I would rather him take more. The less time he spends Governing the less he can screw up.


----------



## 263FPD (Oct 29, 2004)

*Re: Barack Obama's family holiday in Hawaii is reportedly costing at least $1.5 milli*



CJIS said:


> I would rather him take more. The less time he spends Governing the less he can screw up.


I just wish he would take his next vacation in Bermuda (Triangle with Biden along for the ride.

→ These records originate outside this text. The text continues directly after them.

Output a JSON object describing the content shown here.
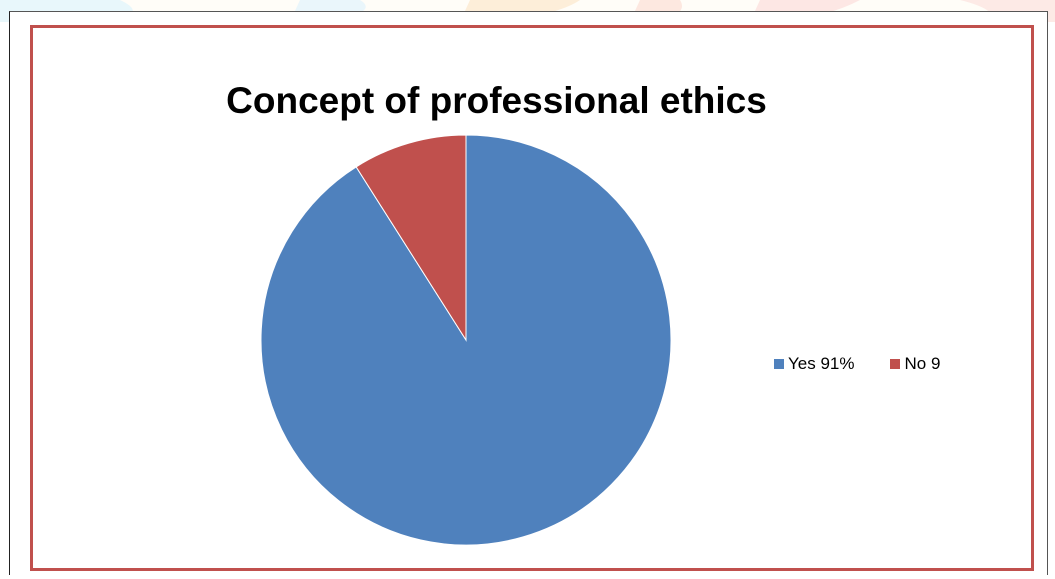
{
  "chart_data": {
    "type": "pie",
    "title": "Concept of professional ethics",
    "slices": [
      {
        "label": "Yes 91%",
        "value": 91,
        "color": "#4f81bd"
      },
      {
        "label": "No 9",
        "value": 9,
        "color": "#c0504d"
      }
    ],
    "legend_position": "right",
    "border_color": "#c0504d"
  }
}
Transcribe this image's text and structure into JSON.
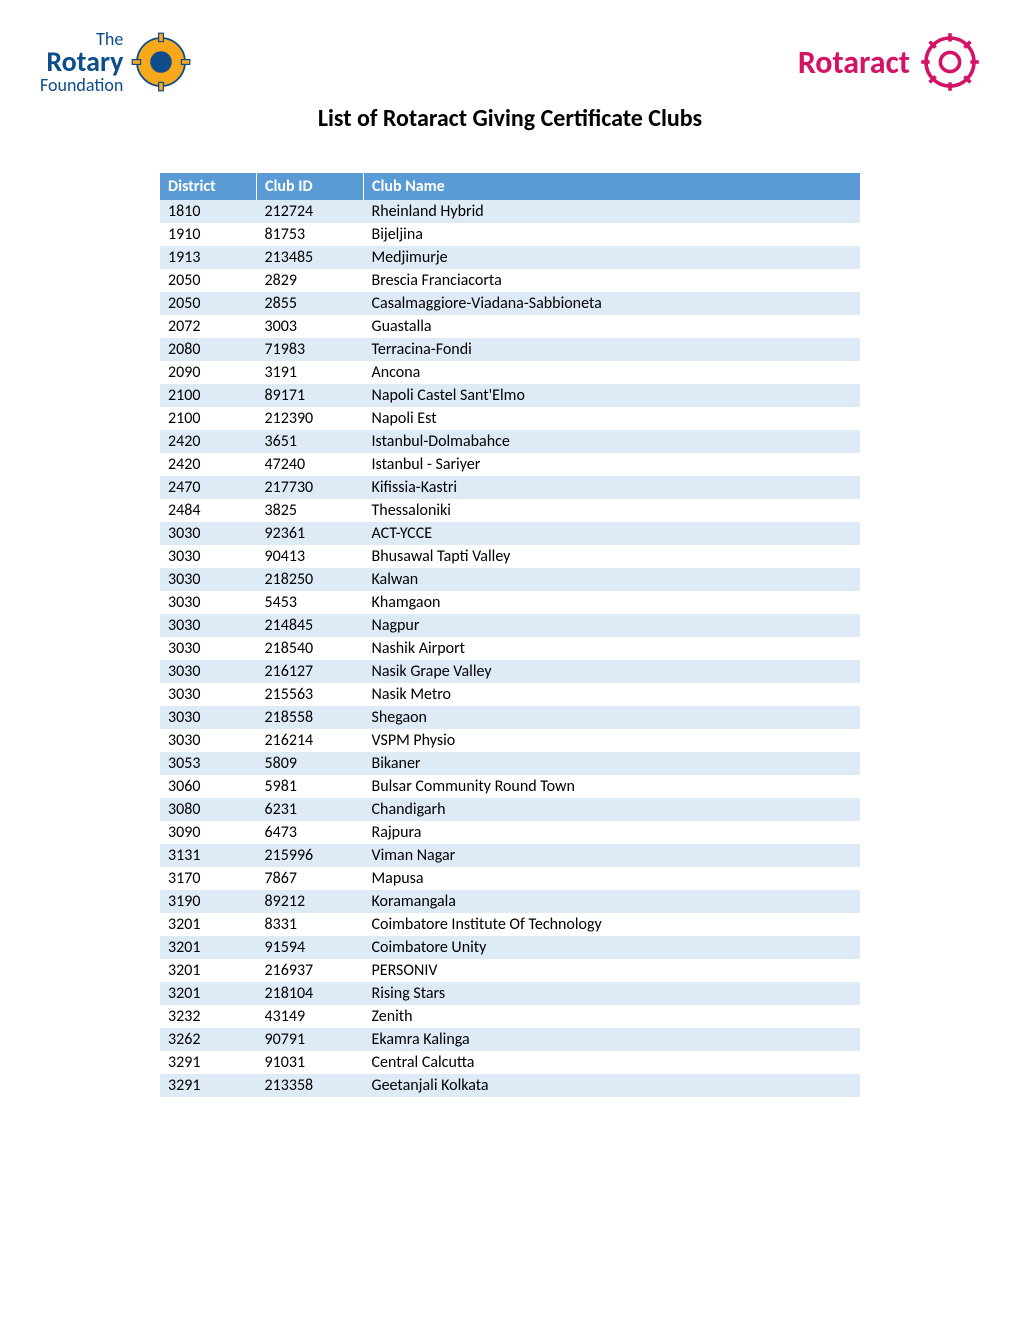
{
  "header": {
    "left_logo_line1": "The",
    "left_logo_line2": "Rotary",
    "left_logo_line3": "Foundation",
    "right_logo_text": "Rotaract"
  },
  "title": "List of Rotaract Giving Certificate Clubs",
  "columns": [
    "District",
    "Club ID",
    "Club Name"
  ],
  "colors": {
    "header_bg": "#5b9bd5",
    "header_fg": "#ffffff",
    "row_odd": "#deeaf6",
    "row_even": "#ffffff",
    "rotary_blue": "#0f4c8c",
    "rotary_gold": "#f7a81b",
    "rotaract_pink": "#d41367"
  },
  "rows": [
    [
      "1810",
      "212724",
      "Rheinland Hybrid"
    ],
    [
      "1910",
      "81753",
      "Bijeljina"
    ],
    [
      "1913",
      "213485",
      "Medjimurje"
    ],
    [
      "2050",
      "2829",
      "Brescia Franciacorta"
    ],
    [
      "2050",
      "2855",
      "Casalmaggiore-Viadana-Sabbioneta"
    ],
    [
      "2072",
      "3003",
      "Guastalla"
    ],
    [
      "2080",
      "71983",
      "Terracina-Fondi"
    ],
    [
      "2090",
      "3191",
      "Ancona"
    ],
    [
      "2100",
      "89171",
      "Napoli Castel Sant'Elmo"
    ],
    [
      "2100",
      "212390",
      "Napoli Est"
    ],
    [
      "2420",
      "3651",
      "Istanbul-Dolmabahce"
    ],
    [
      "2420",
      "47240",
      "Istanbul - Sariyer"
    ],
    [
      "2470",
      "217730",
      "Kifissia-Kastri"
    ],
    [
      "2484",
      "3825",
      "Thessaloniki"
    ],
    [
      "3030",
      "92361",
      "ACT-YCCE"
    ],
    [
      "3030",
      "90413",
      "Bhusawal Tapti Valley"
    ],
    [
      "3030",
      "218250",
      "Kalwan"
    ],
    [
      "3030",
      "5453",
      "Khamgaon"
    ],
    [
      "3030",
      "214845",
      "Nagpur"
    ],
    [
      "3030",
      "218540",
      "Nashik Airport"
    ],
    [
      "3030",
      "216127",
      "Nasik Grape Valley"
    ],
    [
      "3030",
      "215563",
      "Nasik Metro"
    ],
    [
      "3030",
      "218558",
      "Shegaon"
    ],
    [
      "3030",
      "216214",
      "VSPM Physio"
    ],
    [
      "3053",
      "5809",
      "Bikaner"
    ],
    [
      "3060",
      "5981",
      "Bulsar Community Round Town"
    ],
    [
      "3080",
      "6231",
      "Chandigarh"
    ],
    [
      "3090",
      "6473",
      "Rajpura"
    ],
    [
      "3131",
      "215996",
      "Viman Nagar"
    ],
    [
      "3170",
      "7867",
      "Mapusa"
    ],
    [
      "3190",
      "89212",
      "Koramangala"
    ],
    [
      "3201",
      "8331",
      "Coimbatore Institute Of Technology"
    ],
    [
      "3201",
      "91594",
      "Coimbatore Unity"
    ],
    [
      "3201",
      "216937",
      "PERSONIV"
    ],
    [
      "3201",
      "218104",
      "Rising Stars"
    ],
    [
      "3232",
      "43149",
      "Zenith"
    ],
    [
      "3262",
      "90791",
      "Ekamra Kalinga"
    ],
    [
      "3291",
      "91031",
      "Central Calcutta"
    ],
    [
      "3291",
      "213358",
      "Geetanjali Kolkata"
    ]
  ]
}
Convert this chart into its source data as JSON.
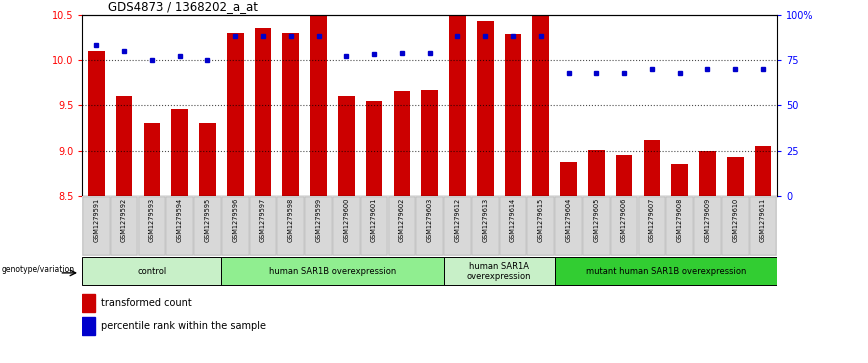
{
  "title": "GDS4873 / 1368202_a_at",
  "samples": [
    "GSM1279591",
    "GSM1279592",
    "GSM1279593",
    "GSM1279594",
    "GSM1279595",
    "GSM1279596",
    "GSM1279597",
    "GSM1279598",
    "GSM1279599",
    "GSM1279600",
    "GSM1279601",
    "GSM1279602",
    "GSM1279603",
    "GSM1279612",
    "GSM1279613",
    "GSM1279614",
    "GSM1279615",
    "GSM1279604",
    "GSM1279605",
    "GSM1279606",
    "GSM1279607",
    "GSM1279608",
    "GSM1279609",
    "GSM1279610",
    "GSM1279611"
  ],
  "red_values": [
    10.1,
    9.6,
    9.3,
    9.46,
    9.3,
    10.3,
    10.35,
    10.3,
    10.5,
    9.6,
    9.55,
    9.66,
    9.67,
    10.48,
    10.43,
    10.28,
    10.48,
    8.88,
    9.01,
    8.95,
    9.12,
    8.85,
    9.0,
    8.93,
    9.05
  ],
  "blue_values": [
    83,
    80,
    75,
    77,
    75,
    88,
    88,
    88,
    88,
    77,
    78,
    79,
    79,
    88,
    88,
    88,
    88,
    68,
    68,
    68,
    70,
    68,
    70,
    70,
    70
  ],
  "ylim_left": [
    8.5,
    10.5
  ],
  "ylim_right": [
    0,
    100
  ],
  "yticks_left": [
    8.5,
    9.0,
    9.5,
    10.0,
    10.5
  ],
  "yticks_right": [
    0,
    25,
    50,
    75,
    100
  ],
  "ytick_labels_right": [
    "0",
    "25",
    "50",
    "75",
    "100%"
  ],
  "groups": [
    {
      "label": "control",
      "start": 0,
      "end": 5,
      "color": "#c8f0c8"
    },
    {
      "label": "human SAR1B overexpression",
      "start": 5,
      "end": 13,
      "color": "#90ee90"
    },
    {
      "label": "human SAR1A\noverexpression",
      "start": 13,
      "end": 17,
      "color": "#c8f0c8"
    },
    {
      "label": "mutant human SAR1B overexpression",
      "start": 17,
      "end": 25,
      "color": "#32cd32"
    }
  ],
  "bar_color": "#cc0000",
  "dot_color": "#0000cc",
  "grid_color": "black",
  "grid_alpha": 0.7,
  "legend_label_red": "transformed count",
  "legend_label_blue": "percentile rank within the sample",
  "genotype_label": "genotype/variation",
  "bar_bottom": 8.5,
  "bar_width": 0.6
}
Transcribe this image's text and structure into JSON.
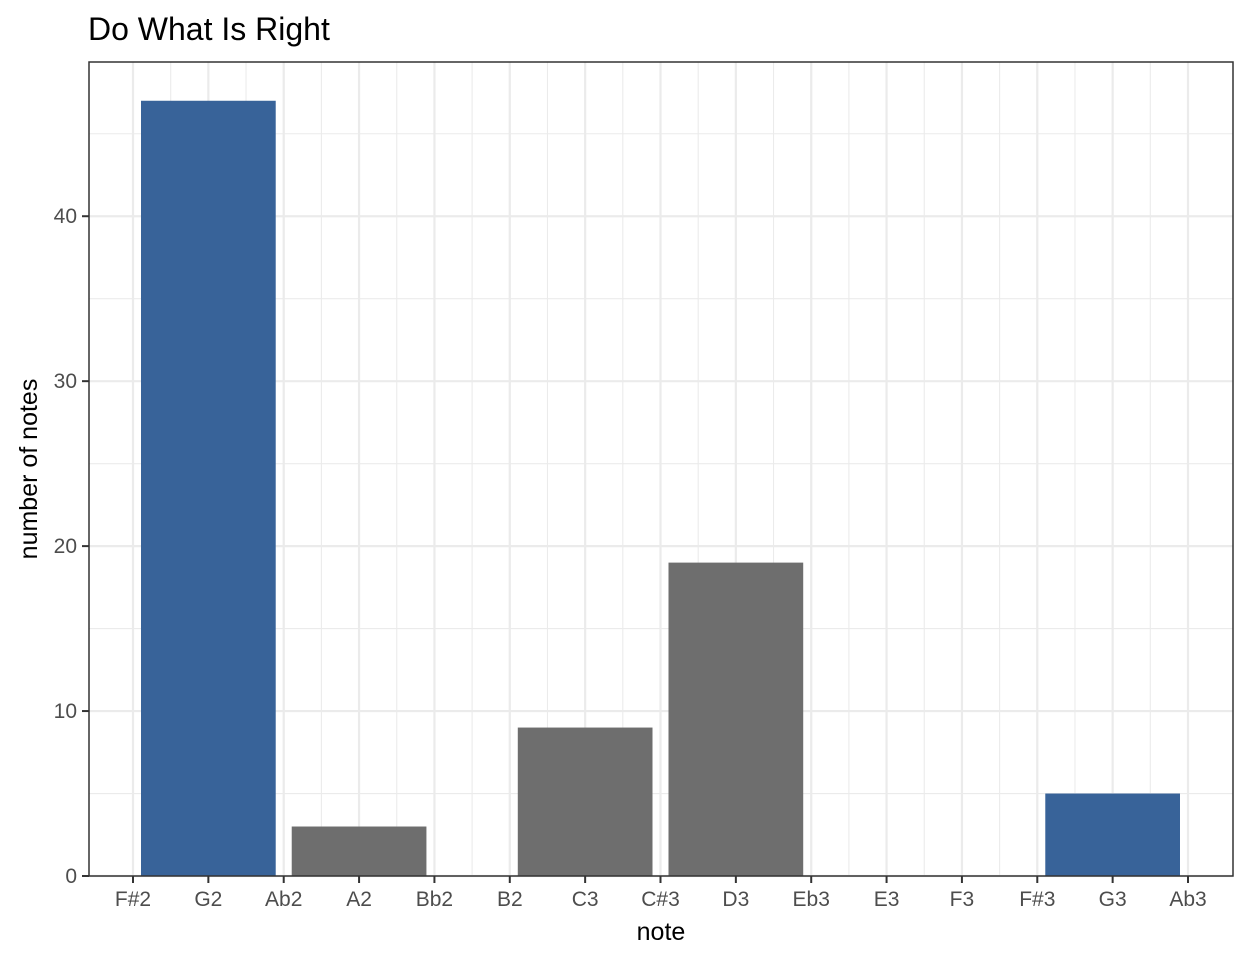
{
  "chart_data": {
    "type": "bar",
    "title": "Do What Is Right",
    "xlabel": "note",
    "ylabel": "number of notes",
    "categories": [
      "F#2",
      "G2",
      "Ab2",
      "A2",
      "Bb2",
      "B2",
      "C3",
      "C#3",
      "D3",
      "Eb3",
      "E3",
      "F3",
      "F#3",
      "G3",
      "Ab3"
    ],
    "bars": [
      {
        "x": "G2",
        "x_start": "F#2",
        "x_end": "Ab2",
        "value": 47,
        "highlight": true
      },
      {
        "x": "A2",
        "x_start": "Ab2",
        "x_end": "Bb2",
        "value": 3,
        "highlight": false
      },
      {
        "x": "C3",
        "x_start": "B2",
        "x_end": "C#3",
        "value": 9,
        "highlight": false
      },
      {
        "x": "D3",
        "x_start": "C#3",
        "x_end": "Eb3",
        "value": 19,
        "highlight": false
      },
      {
        "x": "G3",
        "x_start": "F#3",
        "x_end": "Ab3",
        "value": 5,
        "highlight": true
      }
    ],
    "ylim": [
      0,
      49.35
    ],
    "yticks": [
      0,
      10,
      20,
      30,
      40
    ],
    "grid": true,
    "colors": {
      "highlight": "#386399",
      "default": "#6e6e6e"
    }
  }
}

As bad as Obama is, I don't think we can take even five minutes of that other jackass.


----------



## tsunami (Aug 12, 2009)

*Re: Barack Obama's family holiday in Hawaii is reportedly costing at least $1.5 milli*

Hope + change= 1.5 million dollar vac...


----------



## jettsixx (Dec 10, 2005)

*Re: Barack Obama's family holiday in Hawaii is reportedly costing at least $1.5 milli*

Bermuda is too good, I vote for him to go to Afghanistan or Iraq without an escort.


----------



## kwflatbed (Dec 29, 2004)

*Re: Barack Obama's family holiday in Hawaii is reportedly costing at least $1.5 milli*

"Bermuda is too good, I vote for him to go *straight to HELL* without an escort."

*FIFY*


----------



## Deuce (Sep 27, 2003)

*Re: Barack Obama's family holiday in Hawaii is reportedly costing at least $1.5 milli*

This fucking guy's living the life of a rock star and destroying the country from within at the same time. Yes we can, right shitstains? Hope and change is right; I hope my change will last a little longer....


----------



## 8MORE (Nov 25, 2008)

*Re: Barack Obama's family holiday in Hawaii is reportedly costing at least $1.5 milli*



Deuce said:


> I hope my change will last a little longer....


If he had his way...Change is all we would be left with.


----------